Maria tinha poucos anos quando começou a acreditar que não valia nada. Cresceu a ouvir da mãe frases como “não serves para nada” ou “não fazes nada de jeito”. Palavras que, para quem as diz, podem parecer inofensivas ou até educativas, mas que, para uma criança, têm um peso imenso. Já José, um adolescente tímido e criativo, enfrentava o Bullying na escola diariamente. Os colegas chamavam-lhe nomes, roubavam-lhe os materiais e faziam-no sentir-se invisível. Quando os professores informaram os pais do José sobre o problema, a reação não foi acolhedora: José foi castigado em casa, como se ele fosse o culpado pela violência que sofria.

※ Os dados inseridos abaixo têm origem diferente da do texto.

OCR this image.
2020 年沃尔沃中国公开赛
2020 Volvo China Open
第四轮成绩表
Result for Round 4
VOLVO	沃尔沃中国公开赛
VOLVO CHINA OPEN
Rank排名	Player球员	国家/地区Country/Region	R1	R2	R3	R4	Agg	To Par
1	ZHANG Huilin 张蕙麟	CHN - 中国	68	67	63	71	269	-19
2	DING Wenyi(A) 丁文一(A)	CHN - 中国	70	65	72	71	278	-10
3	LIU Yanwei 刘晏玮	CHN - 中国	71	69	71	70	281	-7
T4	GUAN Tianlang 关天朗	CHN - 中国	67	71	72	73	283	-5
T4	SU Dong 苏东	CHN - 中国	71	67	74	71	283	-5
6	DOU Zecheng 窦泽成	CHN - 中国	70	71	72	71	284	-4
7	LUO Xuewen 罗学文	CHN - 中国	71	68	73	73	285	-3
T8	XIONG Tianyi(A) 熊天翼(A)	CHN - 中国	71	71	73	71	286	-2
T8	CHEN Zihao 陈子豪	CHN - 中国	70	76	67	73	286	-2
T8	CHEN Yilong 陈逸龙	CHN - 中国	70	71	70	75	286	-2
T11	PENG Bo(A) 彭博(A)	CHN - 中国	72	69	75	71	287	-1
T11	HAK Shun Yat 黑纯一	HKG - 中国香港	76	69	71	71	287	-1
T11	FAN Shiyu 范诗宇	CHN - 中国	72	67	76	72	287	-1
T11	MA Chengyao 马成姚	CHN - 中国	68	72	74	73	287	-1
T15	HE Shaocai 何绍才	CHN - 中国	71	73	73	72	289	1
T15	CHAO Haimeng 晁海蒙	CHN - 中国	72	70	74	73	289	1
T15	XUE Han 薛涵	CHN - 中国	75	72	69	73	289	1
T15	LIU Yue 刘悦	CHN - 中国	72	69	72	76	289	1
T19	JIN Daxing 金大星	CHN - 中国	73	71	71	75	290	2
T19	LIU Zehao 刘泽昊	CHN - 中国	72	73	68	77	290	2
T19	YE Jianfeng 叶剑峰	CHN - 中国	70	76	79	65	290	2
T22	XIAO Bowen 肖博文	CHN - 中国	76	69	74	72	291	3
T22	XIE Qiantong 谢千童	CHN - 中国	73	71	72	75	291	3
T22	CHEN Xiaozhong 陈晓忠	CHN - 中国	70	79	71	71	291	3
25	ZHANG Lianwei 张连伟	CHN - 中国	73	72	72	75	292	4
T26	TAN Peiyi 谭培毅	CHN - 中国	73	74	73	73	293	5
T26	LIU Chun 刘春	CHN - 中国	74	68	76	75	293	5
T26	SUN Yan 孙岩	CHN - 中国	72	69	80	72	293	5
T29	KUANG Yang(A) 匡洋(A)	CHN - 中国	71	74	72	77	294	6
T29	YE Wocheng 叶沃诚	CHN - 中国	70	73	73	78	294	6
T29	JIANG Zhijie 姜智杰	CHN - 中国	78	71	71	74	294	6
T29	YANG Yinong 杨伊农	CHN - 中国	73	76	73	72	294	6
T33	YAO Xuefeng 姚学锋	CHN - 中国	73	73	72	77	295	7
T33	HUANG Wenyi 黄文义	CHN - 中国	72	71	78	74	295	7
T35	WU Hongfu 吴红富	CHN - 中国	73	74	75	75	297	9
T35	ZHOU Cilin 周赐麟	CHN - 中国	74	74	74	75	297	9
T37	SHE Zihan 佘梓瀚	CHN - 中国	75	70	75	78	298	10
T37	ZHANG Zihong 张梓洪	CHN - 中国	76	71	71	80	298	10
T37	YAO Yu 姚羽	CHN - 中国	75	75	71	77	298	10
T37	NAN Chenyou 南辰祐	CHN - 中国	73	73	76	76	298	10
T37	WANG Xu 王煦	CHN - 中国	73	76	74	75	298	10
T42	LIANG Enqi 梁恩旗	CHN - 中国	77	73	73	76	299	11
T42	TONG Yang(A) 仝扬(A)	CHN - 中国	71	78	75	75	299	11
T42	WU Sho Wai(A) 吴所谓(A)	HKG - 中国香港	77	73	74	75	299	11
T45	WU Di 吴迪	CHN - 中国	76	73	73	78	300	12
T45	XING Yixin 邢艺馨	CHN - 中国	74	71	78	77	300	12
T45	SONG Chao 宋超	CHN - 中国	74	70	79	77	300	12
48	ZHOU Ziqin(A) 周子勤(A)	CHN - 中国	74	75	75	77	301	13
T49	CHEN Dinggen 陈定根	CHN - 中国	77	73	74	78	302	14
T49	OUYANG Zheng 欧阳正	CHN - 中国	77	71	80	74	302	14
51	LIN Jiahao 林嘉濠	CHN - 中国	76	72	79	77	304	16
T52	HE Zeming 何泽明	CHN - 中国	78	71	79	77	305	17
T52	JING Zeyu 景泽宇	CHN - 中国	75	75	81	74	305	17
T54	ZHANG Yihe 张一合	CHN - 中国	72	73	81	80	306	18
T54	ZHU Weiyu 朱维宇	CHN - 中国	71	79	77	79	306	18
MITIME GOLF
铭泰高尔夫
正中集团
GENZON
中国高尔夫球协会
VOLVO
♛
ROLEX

Essas histórias são das personagens que ilustram o impacto do ambiente familiar nas dinâmicas de violência e na reprodução de padrões de Bullying, relatadas no livro “Eva Entrega a Costela a Adão”, que explora, entre outras coisas, como as palavras e as atitudes dentro de casa podem moldar a forma como as crianças e os jovens lidam com o mundo. Tanto Maria quanto José carregam as marcas do que viveram – e mostram como a família pode ser tanto um espaço de acolhimento quanto de perpetuação de violência.
A família é o primeiro ambiente onde aprendemos sobre o mundo.
É ali que crianças e jovens desenvolvem valores, comportamentos e crenças. No entanto, nem sempre este espaço é de acolhimento e segurança. Quando pais ou cuidadores utilizam palavras duras, desvalorizam sentimentos ou adotam uma comunicação agressiva, ensinam, muitas vezes de forma inconsciente, que a violência é uma resposta aceitável.
Por outro lado, um ambiente familiar acolhedor, baseado no respeito e na empatia, ajuda as crianças a desenvolverem autoestima, confiança e resiliência. Essas crianças têm maior probabilidade de reagir ao Bullying com segurança e procurar ajuda quando necessário.
No caso de Maria, as constantes críticas fizeram-na sentir-se incapaz, abrindo caminho para uma baixa autoestima que se refletiu em dificuldades de relacionamento. Já José, sem o apoio da família, aprendeu que era inútil procurar ajuda, aceitando a violência como uma realidade inevitável.
É possível reverter este cenário, mas exige esforço, reflexão e mudanças práticas no dia-a-dia.
A Associação Amar Eva tem trabalhado ativamente para ajudar famílias a reconhecerem estas dinâmicas e a transformarem a forma como se relacionam.
Com sessões de mentoria individual, ajudamos pais a identificar comportamentos prejudiciais e a desenvolver estratégias para construir um ambiente mais saudável. Também apoiamos jovens como José e Maria, oferecendo orientação emocional e ferramentas para lidar com o Bullying de forma assertiva. Além disso, promovemos ações para a comunidade escolar, capacitando professores e educadores para intervirem eficazmente.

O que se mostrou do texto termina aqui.